Kern des Gesetzes ist die Errichtung der Opernstiftung, in deren Trägerschaft die Staatsoper, die Deutsche Oper und die Komische Oper überführt werden. Dabei sollen die technischen und administrativen Abteilungen zusammengeführt, die künstlerische Eigenständigkeit der Häuser aber gewahrt bleiben, sagte Flierl. Als Stiftungsvorstand werde nun ein „Generaldirektor“ gesucht, der „die Geschäfte der Stiftung nach außen vertritt“, dem zugleich auch die wirtschaftlichen Bereiche der Häuser – nicht aber ein Verkaufsrecht – mit unterstehen.
Nach Vorstellungen des Kultursentors könnte dies durch ein „doppelstöckiges“ Modell aus übergeordneter Stiftung und mehreren GmbH-Töchtern der Bühnen funktionieren. Die Stiftung würde dabei die Aufgabe der Holding für die drei rechtlich selbstständigen künstlerischen Betriebe übernehmen. Genau müsse dies aber im Stiftungsvertrag geregelt werden. Ziel der Reform sei eine „staatsferne Organisationsstruktur“ und kein „Opernkombinat“, sagte Flierl.
Klar definiert das Gesetz, dass neben der Staatsoper, der Deutschen Oper sowie der Komischen Oper zwei weitere selbstständige Institutionen gegründet werden: nämlich eine selbständige Ballettkompagnie und die Bühnenservice GmbH.
Dem Ballett werde ebenfalls ein künstlerischer Leiter vorstehen. Wie schon bei den Bühnen soll dort auch ein kaufmännischer Geschäftsführer für die Wirtschaftlichkeit des Ensembles und bei der Technik sorgen, so Flierl.

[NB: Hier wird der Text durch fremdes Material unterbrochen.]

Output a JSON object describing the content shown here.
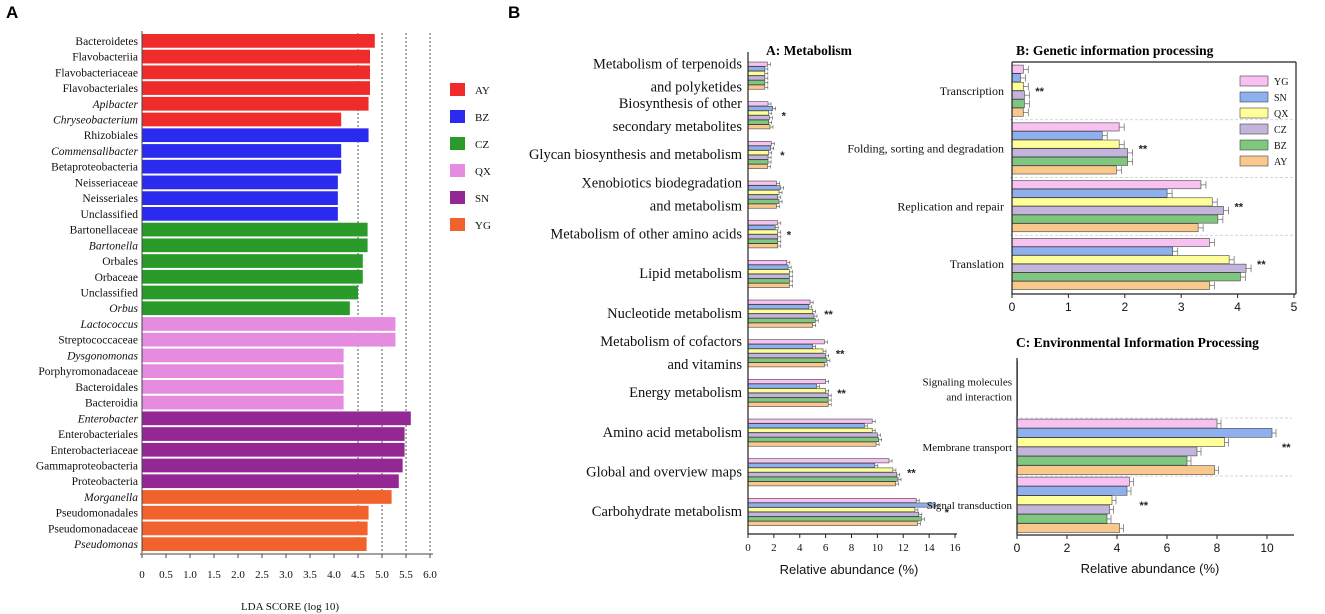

220 Stellen werden im Zuge der Reform abgebaut. Die Stiftung startet mit einem Etat von 113,6 Millionen, der bis zum Jahr 2009 auf 96 Millionen gesenkt wird. Neben den Entlassungen werden aber auch neue Stellen geschaffen. Außer dem Generaldirektor werden Intendanten für das Ballett und die Deutsche Oper gesucht.
Die Opernreform, mit der die Opernlandschaft in der Stadt langfristig gesichert werden soll, hat in erster Linie der Kultursenator mit dem Bund auf den Weg gebracht, der 16,4 Millionen Euro Entlastung für den Kulturetat beisteuerte. Zugleich haben die SPD-Senatoren in der Landesregierung, Strieder und Sarrazin, nach anfänglicher Drohung, ein Haus zu schließen, sich ebenfalls für das Reformpaket ausgesprochen. Dass schließlich Anregungen der Opposition in das Konzept eingeflossen sind, wertete Flierl gestern als notwendiges „Zugeständnis an den Erfolg“ einer solchen Operation.
Nicht zufrieden dagegen zeigte sich Flierls Gegenspielerin, die grüne Kulturexpertin Alice Ströver. Die Allmacht des Generaldirektors schließe die „Fusionsidee“ nicht aus. Außerdem kranke das Gesetz daran, dass keinerlei Aussage über die aufgelaufenen Defizite gemacht werde. Damit sei der Stiftungstart belastet.